1. Dressing rooms with no mirrors.
Why would you do this to me, cheap boutique on Melrose?
Only in this store would I try on a sequined bra and animal print mini skirt! There is no way in hell I am stepping out of this sheer curtained fitting room!
I have 2 day-no-shave white legs and I don't want to hear "Tammy" tell me how beyootifurr I look.
I know I look tacky and weird.
I'm 23 and having an identity crisis OKAY?! ( but thanks for the discount offer, Tamz)
I am now resorting to taking a picture of myself on my phone, with the shutter sound on high... because I never know how to turn that shit off.
PUT A MIRROR IN THERE, plz? and yes, receipt in the bag will be fine.
2. Running into acquaintances at the grocery store.
When I'm at the grocery store, I'm in the zone. I have my own special path I like to take so I don't forget any of the same 20 items I buy every two weeks.
I like to start at the hummus and cheese aisle, naturally.
I talk to myself a lot, but strictly about groceries. I like to read labels, count calories, and compare generic to name brand. Yep, I'm that girl who's in Ralph's for an hour and comes out with 3 bags. Half the time I wind up with a cart full of condiments and spices, and nothing to put them on.
Come on, I'm not gonna NOT buy pink sea salt!
Now that I've painted that picture for you, you can see how bumping into someone I "kind of know" could throw me out of bounds.
If I see the acquaintance first, I dodge them and scoot into the next aisle. Now, I have a constant peripheral scan for them until I check out aka hit the safe zone.
If it goes the other way... Obviously I'm going to be nice! Probably too nice.
Like... I'll get that "Oh my god! HAY! Whattt!?" voice going on; while pushing a cart that at this point only has powder bleach and mayonaise in it.
"What are you doing here?" might accidentally come out. (OBVI GROCERY SHOPPING, EDIE)
I could always go for the kill and comment on something they're buying.
"That toilet paper is the best, seriously."
"Grape tomatoes? Those look fun!"
Or, I could take the pretentious hipster approach and say something like....
"I missed the farmer's market because brunch ran late"
"Whole Foods was too crowded"
"Isn't this place, SO funny?"
Just do me a favor and dodge me too.
3. Having someone run past you during a hike/jog/walk
I've been super into hiking Griffith and Runyon lately (just like every 20 something girl who can't afford a gym membership or Cardiobarre classes.) I have a "work-out" playlist that is loaded with pump-me-up jams that may also be known as top 20 hits.
So I've got Rihanna blastin', arms swingin' and I'm (probably) mouth breathing...
ZOOM! A d-bag in those stupid toe separating running shoes passes me on the left.
I'm a very space conscious person, buddy.
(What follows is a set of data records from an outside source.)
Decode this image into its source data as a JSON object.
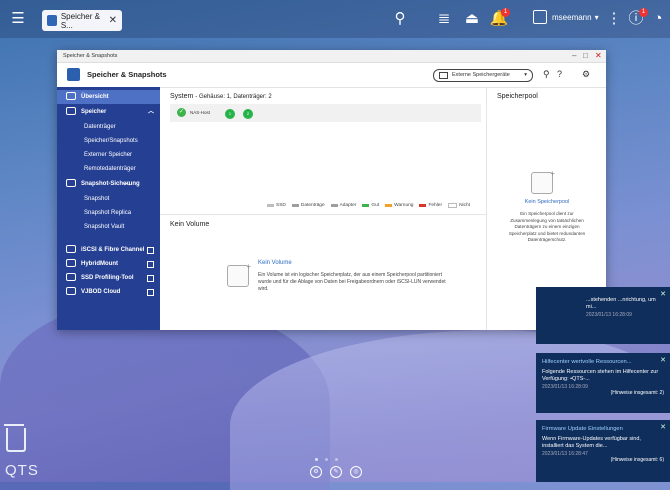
{
  "desktop": {
    "brand": "QTS",
    "page_dots": 3
  },
  "topbar": {
    "app_tab_label": "Speicher & S...",
    "username": "mseemann",
    "notification_badge": "1",
    "info_badge": "1"
  },
  "window": {
    "title": "Speicher & Snapshots",
    "app_name": "Speicher & Snapshots",
    "external_button": "Externe Speichergeräte",
    "external_button_caret": "▾"
  },
  "sidebar": {
    "overview": "Übersicht",
    "storage": "Speicher",
    "storage_items": [
      "Datenträger",
      "Speicher/Snapshots",
      "Externer Speicher",
      "Remotedatenträger"
    ],
    "snapshot_backup": "Snapshot-Sicherung",
    "snapshot_items": [
      "Snapshot",
      "Snapshot Replica",
      "Snapshot Vault"
    ],
    "tools": [
      "iSCSI & Fibre Channel",
      "HybridMount",
      "SSD Profiling-Tool",
      "VJBOD Cloud"
    ]
  },
  "system": {
    "title": "System",
    "subtitle": "- Gehäuse: 1, Datenträger: 2",
    "host_label": "NAS-Host",
    "bays": [
      "1",
      "2"
    ]
  },
  "legend": [
    {
      "label": "SSD",
      "color": "#bdbdbd"
    },
    {
      "label": "Datenträge",
      "color": "#9e9e9e"
    },
    {
      "label": "Adapter",
      "color": "#9e9e9e"
    },
    {
      "label": "Gut",
      "color": "#3db34a"
    },
    {
      "label": "Warnung",
      "color": "#f0a12e"
    },
    {
      "label": "Fehler",
      "color": "#d9342b"
    },
    {
      "label": "Nicht",
      "color": "#ffffff"
    }
  ],
  "volume": {
    "title": "Kein Volume",
    "empty_title": "Kein Volume",
    "empty_desc": "Ein Volume ist ein logischer Speicherplatz, der aus einem Speicherpool partitioniert wurde und für die Ablage von Daten bei Freigabeordnern oder iSCSI-LUN verwendet wird."
  },
  "pool": {
    "title": "Speicherpool",
    "empty_title": "Kein Speicherpool",
    "empty_desc": "Ein Speicherpool dient zur Zusammenlegung von tatsächlichen Datenträgern zu einem einzigen Speicherplatz und bietet redundanten Datenträgerschutz."
  },
  "notifications": [
    {
      "header": "",
      "body": "...stehenden ...nrichtung, um mi...",
      "time": "2023/01/13 16:28:09",
      "count": ""
    },
    {
      "header": "Hilfecenter wertvolle Ressourcen...",
      "body": "Folgende Ressourcen stehen im Hilfecenter zur Verfügung: •QTS-...",
      "time": "2023/01/13 16:28:09",
      "count": "(Hinweise insgesamt: 2)"
    },
    {
      "header": "Firmware Update Einstellungen",
      "body": "Wenn Firmware-Updates verfügbar sind, installiert das System die...",
      "time": "2023/01/13 16:28:47",
      "count": "(Hinweise insgesamt: 6)"
    }
  ],
  "colors": {
    "sidebar": "#253f93",
    "sidebar_active": "#4e71c6",
    "link": "#2f6bc0",
    "ok_green": "#3db34a"
  }
}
If I'm not jogging or not keeping up to pace, I politely cling to the right.
Did you have to brush my shoulder going full speed!?
Ok ok... maybe I'm just embarrassed because you made me gasp like my mom does anytime I approach a stop sign or red light.
Orrrr because I was just singing the chorus to "Love You Like a Love Song" and thought I was a lone ranger on this Hollywood Hills trail.
Either way, you couldn't have taken it down to 6 mph or veered to the far left? (or waited till the song changed?)
4. Accidentally "liking" something on Facebook or Instagram.
Lord Jesus, this is giving me panic hands just typing it.
The accidental "like"... So it's Wednesday night and you're scrolling through your news feeds and someone catches your eye.
Me: Is that Ryan from 10th grade Bio?
tap tap tap
Me: He got SO cute! He has a girlfriend? Ew.
Me: IT'S TRACY MACNAMARA? I wonder if she ever got fat...?
taps one too many times
Me: SHITFUCKBALLS!@#$%
Congratulations, you just hearted a picture of Tracy and Ryan holding margaritas.
#idiot #stalker #FML #heytracy
Do I unlike it? How do I unlike something? Maybe I'll just leave it and be nice. Maybe I should just delete my Instagram.
OR UPLOAD A PICTURE OF THIS AWESOME SANDWICH I JUST MADE.
5. Buying something from the "embarrassing aisle" at CVS
Maybe some of you don't have to deal with this because you don't live near the ghetto where normal items are locked up in a glass case...
If you do, you know the aisle I'm talking about... it's just beyond the deodorant and razors. This is a place no girl wants to be.
That's right, the family planning aisle.
You tracked down an employee and now you're standing in front of the glass case of shame. No words are ever exchanged, only a quick arm extension and grab.